Woodworth makes the following comments:
A good guide in writing is style, and if several books sparkle and then two ludicrously dull-witted duds follow, all shown to be, by publisher's records, by the same author, then believe your own mind, not those records. If an author who cannot write at all suddenly, late in a series, produces two masterpieces in a row, assume a subcontractor.In Issue 31, there was an article about the last 10 titles in the Beverly Gray series. The reviewer had no idea whether Clair Blank was a pseudonym for one or more than one person, and pointed out that some of the stories are uneven. For instance, a few of them have the usual extremely large cast of characters, and the reviewer expressed his disgust about their aimless wanderings in The Susabella. The comments about the accursed, idiotic boat were rather funny, and the reviewer expressed glee when the boat made its final voyage.
Mainly, remember this: the truth is slippery. This is not to say that you can't get at it, but it IS to say that you don't stand a chance at all of getting at it unless you use YOUR OWN brain rather than someone else's.
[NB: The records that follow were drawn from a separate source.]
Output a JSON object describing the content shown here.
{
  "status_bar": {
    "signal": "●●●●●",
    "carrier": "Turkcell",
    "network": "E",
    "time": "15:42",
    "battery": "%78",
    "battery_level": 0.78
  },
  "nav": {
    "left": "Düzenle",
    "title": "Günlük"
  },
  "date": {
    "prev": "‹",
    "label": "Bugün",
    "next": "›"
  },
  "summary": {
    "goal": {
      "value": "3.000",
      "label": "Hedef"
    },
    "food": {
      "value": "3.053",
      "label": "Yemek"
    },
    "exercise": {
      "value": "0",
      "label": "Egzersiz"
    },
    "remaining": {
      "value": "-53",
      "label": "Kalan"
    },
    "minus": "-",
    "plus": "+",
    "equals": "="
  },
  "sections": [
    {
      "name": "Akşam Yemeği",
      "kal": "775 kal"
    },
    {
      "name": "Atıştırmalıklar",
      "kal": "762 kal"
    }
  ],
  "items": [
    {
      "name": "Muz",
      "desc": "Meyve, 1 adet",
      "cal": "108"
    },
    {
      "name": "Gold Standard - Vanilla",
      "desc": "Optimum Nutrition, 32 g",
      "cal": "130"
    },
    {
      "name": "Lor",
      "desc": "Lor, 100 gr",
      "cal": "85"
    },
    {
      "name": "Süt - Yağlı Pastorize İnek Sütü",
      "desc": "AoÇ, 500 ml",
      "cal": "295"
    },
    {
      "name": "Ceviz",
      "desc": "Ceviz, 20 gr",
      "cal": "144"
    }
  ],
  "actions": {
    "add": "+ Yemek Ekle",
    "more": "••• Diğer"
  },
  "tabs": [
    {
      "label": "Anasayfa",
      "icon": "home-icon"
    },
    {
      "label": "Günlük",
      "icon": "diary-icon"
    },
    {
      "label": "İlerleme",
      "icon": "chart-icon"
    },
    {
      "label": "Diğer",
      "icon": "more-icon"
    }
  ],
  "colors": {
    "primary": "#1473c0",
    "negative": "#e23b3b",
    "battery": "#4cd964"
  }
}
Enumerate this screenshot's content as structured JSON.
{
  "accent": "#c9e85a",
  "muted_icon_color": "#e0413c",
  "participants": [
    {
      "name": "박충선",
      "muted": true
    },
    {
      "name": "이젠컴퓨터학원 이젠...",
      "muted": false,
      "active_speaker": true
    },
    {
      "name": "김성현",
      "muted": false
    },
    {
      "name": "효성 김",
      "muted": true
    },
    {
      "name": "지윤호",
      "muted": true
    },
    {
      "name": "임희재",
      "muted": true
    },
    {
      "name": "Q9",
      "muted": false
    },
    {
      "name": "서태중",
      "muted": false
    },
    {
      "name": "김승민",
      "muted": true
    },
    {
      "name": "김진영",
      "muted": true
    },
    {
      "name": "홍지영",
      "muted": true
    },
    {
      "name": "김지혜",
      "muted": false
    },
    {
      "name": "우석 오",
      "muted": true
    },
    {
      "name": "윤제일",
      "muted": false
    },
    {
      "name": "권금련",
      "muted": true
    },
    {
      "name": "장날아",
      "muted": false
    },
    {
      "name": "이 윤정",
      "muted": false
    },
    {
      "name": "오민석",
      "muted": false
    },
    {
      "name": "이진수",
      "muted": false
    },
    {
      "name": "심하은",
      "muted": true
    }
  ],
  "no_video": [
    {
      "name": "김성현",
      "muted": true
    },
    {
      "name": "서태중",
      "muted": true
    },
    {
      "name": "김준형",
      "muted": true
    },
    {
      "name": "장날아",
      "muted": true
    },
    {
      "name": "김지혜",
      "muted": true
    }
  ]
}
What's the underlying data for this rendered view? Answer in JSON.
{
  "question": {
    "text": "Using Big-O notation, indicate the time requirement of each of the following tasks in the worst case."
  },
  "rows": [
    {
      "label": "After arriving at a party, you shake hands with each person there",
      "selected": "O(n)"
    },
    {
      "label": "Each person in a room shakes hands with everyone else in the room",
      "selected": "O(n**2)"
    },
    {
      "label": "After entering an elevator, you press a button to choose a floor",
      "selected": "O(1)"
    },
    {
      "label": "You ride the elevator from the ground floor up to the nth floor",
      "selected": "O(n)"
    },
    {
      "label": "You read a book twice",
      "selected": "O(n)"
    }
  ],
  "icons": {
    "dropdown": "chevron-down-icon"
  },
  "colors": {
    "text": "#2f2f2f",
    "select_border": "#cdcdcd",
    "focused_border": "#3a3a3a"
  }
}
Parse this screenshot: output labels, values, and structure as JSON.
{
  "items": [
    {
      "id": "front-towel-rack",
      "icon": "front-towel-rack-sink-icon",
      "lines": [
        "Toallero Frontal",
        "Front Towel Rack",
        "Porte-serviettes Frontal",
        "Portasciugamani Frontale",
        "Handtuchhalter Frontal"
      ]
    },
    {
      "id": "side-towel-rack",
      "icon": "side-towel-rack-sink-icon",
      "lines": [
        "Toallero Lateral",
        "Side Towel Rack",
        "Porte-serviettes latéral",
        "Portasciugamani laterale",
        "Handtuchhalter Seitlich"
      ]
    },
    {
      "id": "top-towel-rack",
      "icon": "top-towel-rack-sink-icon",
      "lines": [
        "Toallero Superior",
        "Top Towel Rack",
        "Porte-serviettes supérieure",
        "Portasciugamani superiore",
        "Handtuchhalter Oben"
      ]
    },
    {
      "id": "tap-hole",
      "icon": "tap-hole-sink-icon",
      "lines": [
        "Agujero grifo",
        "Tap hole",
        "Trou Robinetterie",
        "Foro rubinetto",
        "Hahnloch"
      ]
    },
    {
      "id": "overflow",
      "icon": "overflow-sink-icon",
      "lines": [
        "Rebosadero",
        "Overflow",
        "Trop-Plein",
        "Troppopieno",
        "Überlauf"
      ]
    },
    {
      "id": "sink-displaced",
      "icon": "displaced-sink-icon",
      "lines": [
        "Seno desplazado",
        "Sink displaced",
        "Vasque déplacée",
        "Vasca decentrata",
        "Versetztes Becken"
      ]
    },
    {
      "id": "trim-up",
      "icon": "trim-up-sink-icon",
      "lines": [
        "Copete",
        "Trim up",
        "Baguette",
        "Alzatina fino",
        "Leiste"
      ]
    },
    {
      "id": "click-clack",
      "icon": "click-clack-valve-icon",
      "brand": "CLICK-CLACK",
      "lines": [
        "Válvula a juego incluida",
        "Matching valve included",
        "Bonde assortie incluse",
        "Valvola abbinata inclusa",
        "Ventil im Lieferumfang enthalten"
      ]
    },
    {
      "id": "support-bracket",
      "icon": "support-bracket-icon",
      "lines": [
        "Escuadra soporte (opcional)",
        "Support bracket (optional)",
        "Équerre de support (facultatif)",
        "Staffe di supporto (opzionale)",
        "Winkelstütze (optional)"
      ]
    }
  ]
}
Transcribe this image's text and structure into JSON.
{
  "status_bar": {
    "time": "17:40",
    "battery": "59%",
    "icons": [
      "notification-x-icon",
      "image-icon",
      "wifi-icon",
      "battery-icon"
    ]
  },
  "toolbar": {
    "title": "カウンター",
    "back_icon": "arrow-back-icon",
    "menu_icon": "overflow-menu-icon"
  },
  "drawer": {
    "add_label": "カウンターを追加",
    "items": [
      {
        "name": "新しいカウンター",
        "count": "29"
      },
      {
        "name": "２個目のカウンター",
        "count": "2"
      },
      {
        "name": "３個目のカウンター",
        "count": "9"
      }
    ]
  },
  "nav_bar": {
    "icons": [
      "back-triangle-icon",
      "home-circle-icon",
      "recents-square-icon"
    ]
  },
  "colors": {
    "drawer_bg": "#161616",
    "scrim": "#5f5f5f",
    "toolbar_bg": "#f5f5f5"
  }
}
Be an independent thinker and a lone voyager, not a follower or a thought-commuter packed into an ignominious bus going in the common—and invariably wrong—direction.
But I digress. The reviewer believed that the final volumes were written by more than one person since Beverly Gray's Secret and Beverly Gray's Island Mystery did not have the usual cast of characters, and Beverly worked primarily alone. What we now know that that Clair Blank was a real person who wrote the entire series—as far as we know. However, after reading the comments in both issues, I do have to wonder, what if? What if Clair Blank had someone else write a couple of books?
We do know of two instances in which the final volume of a series was not written by the person who received credit. Betty Cavanna stated that she did not write the final Connie Blair book, The Mystery of the Ruby Queens, but instead contracted to have someone else write it for her. We also know that the final Vicki Barr book, The Brass Idol Mystery, was written by Walter Gibson rather than by Helen Wells for the same reason.
The idea that the Beverly Gray books may not have all been written by Clair Blank is certainly something to consider. In fact, there is at least one instance in which the name of one of the major characters is incorrect. I have always passed it off as a just a random editorial mistake, but there is always a chance that it could have been something more. It is something to consider.